I'm hoping to get some code executed within 2 us or so
after external interrupt (INT0/INT1 with ATMega32).
I wrote the code to be executed today and ended up to
appr. 20 instructions/cycles. With 16 MHz clock that
means something like 1.25 us. Nothing much to optimize
there.
From datasheets I have found out that it takes 4 cycles
minimum (?) to jump to interrupt handler. By adding some
register saving and stuff, I was expecting less than 0.5 us
to start executing my own code => resulting in <2 us.

Ok, that was what I was hoping...

When I compiled the code and ran it, I noticed that it
took about 2.5 us to start executing my code?!?!
(I used ATMega8 as I don't have any M32 at the
moment, but I guess it isn't relevant??)
I checked the list file and one reason is the
LENGHTY prologue added by gcc into interrupt
handler (17 instructions!!!), saving LOT of registers...

Two questions:
1. Even with 4 cycles + 17 instructions there is 1 us
    missing?? What else happens before my own handler
    code starts executing?
2. Is there any way to tell gcc NOT to 'push' all those
    registers in to the prologue??

And finally:
If I expect to have my own code to execute
within 0.5 us, is the assembler the only way to go??

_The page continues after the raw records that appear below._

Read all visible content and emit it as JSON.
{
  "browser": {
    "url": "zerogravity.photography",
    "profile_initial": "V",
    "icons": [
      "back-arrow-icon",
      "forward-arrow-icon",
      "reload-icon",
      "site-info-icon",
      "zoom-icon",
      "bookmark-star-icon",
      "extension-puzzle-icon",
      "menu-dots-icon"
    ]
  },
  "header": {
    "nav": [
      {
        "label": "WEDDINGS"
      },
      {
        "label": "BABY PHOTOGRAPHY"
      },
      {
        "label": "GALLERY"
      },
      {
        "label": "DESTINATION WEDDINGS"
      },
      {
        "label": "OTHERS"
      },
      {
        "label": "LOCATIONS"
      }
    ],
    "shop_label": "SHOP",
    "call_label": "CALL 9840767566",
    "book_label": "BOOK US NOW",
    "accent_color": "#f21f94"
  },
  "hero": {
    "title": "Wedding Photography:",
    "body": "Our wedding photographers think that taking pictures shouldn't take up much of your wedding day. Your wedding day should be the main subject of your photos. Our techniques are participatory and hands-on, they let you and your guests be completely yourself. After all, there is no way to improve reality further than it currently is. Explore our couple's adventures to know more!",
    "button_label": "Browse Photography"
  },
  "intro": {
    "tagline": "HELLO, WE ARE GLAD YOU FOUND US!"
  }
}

Thanks for any info in advance....
Any links to good resources are appreciated as well.
I REALLY like to know exactly what happens there.

Pygmi

Reply by Jeroen ●January 12, 20052005-01-12

"Pygmi" <bronco_castor@hotmail.com> wrote in message
news:B2fFd.411$6X6.281@read3.inet.fi...
> I just started my first time critical project with AVR's.
> And time critical meaning interrupt response times.
> So far I have been using avr-gcc (3.3.x) and I have been
> pretty happy with it. And I have written ALL code in C.
>
> I'm hoping to get some code executed within 2 us or so
> after external interrupt (INT0/INT1 with ATMega32).
> I wrote the code to be executed today and ended up to
> appr. 20 instructions/cycles. With 16 MHz clock that
> means something like 1.25 us. Nothing much to optimize
> there.
> From datasheets I have found out that it takes 4 cycles
> minimum (?) to jump to interrupt handler. By adding some
> register saving and stuff, I was expecting less than 0.5 us
> to start executing my own code => resulting in <2 us.
>
> Ok, that was what I was hoping...
>
> When I compiled the code and ran it, I noticed that it
> took about 2.5 us to start executing my code?!?!
> (I used ATMega8 as I don't have any M32 at the
> moment, but I guess it isn't relevant??)
> I checked the list file and one reason is the
> LENGHTY prologue added by gcc into interrupt
> handler (17 instructions!!!), saving LOT of registers...
>
> Two questions:
> 1. Even with 4 cycles + 17 instructions there is 1 us
>     missing?? What else happens before my own handler
>     code starts executing?
> 2. Is there any way to tell gcc NOT to 'push' all those
>     registers in to the prologue??
>
> And finally:
> If I expect to have my own code to execute
> within 0.5 us, is the assembler the only way to go??
>
> Thanks for any info in advance....
> Any links to good resources are appreciated as well.
> I REALLY like to know exactly what happens there.
>
> Pygmi
>

The processor first synchronizes the external input to it's own clock,
that's takes at 2 clocks. The processor also has to finish the currently
executing instruction. It takes 3 cyles to go the interrupt vector, from
where it executes a jump to your ISR, another 3 cycles. This is 8 cycles to
11 cycles total time, depending on the executing instruction; or 0.6875 us.
Then it has entered your ISR; you at least need to save the statusregister
and a few registers before useful work can be done.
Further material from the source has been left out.